Meşal'in, sadece Müslümanların değil, adalet ve merhamet ölçeğinde buluşabilen herkesin Gazze'deki bu direnişe, bu mücadeleye destek vermesi gerektiğini söylediğini anlatan Bülent Yıldırım, "Marjinalleşmemiş gösterilerin, halka mal olmuş gösterilerin daha faydalı olduğunu söyledi. Bu mücadelenin uzun soluklu olduğunu söylüyor. Bu savaştaki sıcak ortamın, bugün, yarın, belki bir ay sonra bitebileceğini söylüyor. Onun için Filistin dostlarının artması gerektiğini ifade ediyor. O nedenle gösterileri marjinalleştirmeden, toplumun her kademesine yayılacak usullerin bulunması gerektiğini söylüyor. Hatta insanlar bir yere toplanıp dağılsa, ama kalabalık olsa bu bile yeterli.

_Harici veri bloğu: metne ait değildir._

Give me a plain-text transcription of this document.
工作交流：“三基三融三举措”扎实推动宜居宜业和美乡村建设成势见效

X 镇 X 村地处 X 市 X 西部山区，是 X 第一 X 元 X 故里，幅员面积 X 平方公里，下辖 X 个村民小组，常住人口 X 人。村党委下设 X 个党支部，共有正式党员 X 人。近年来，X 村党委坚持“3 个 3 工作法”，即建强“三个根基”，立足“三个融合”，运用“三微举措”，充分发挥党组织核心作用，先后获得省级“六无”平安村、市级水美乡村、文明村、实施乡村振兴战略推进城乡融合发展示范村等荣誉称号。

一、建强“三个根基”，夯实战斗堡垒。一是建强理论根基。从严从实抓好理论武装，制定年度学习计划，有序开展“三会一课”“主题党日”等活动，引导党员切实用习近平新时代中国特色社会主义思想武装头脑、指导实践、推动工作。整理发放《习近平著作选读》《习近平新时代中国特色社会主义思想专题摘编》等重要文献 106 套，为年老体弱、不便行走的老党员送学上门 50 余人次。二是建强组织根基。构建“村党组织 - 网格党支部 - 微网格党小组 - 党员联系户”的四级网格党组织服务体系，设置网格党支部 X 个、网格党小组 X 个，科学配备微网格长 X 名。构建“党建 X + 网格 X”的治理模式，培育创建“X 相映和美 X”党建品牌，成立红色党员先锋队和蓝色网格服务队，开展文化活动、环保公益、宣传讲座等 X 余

Çünkü, bütün dünya ölçeğinde insanlar biliyorlar ki, Ortadoğu'da İsrail'in en büyük müttefiki Türkiye. İsrail gazetelerinde de bu çıkıyor ve İsrail gazetelerinde, 'İsrail en büyük müttefikini bu bölgede kaybediyor' diye yorumlar yapılıyor. O nedenle, eğer bu mitingler marjinalleşirse, insanlar bu gösterilere katılmaz ve Türkiye ile ilgili İsrail'in oyunları daha da derinleşir ve netleşir. Onun için gösteriler önemli, ama bu gösteriler toplumun her kesimine yayılmalı" şeklinde konuştu.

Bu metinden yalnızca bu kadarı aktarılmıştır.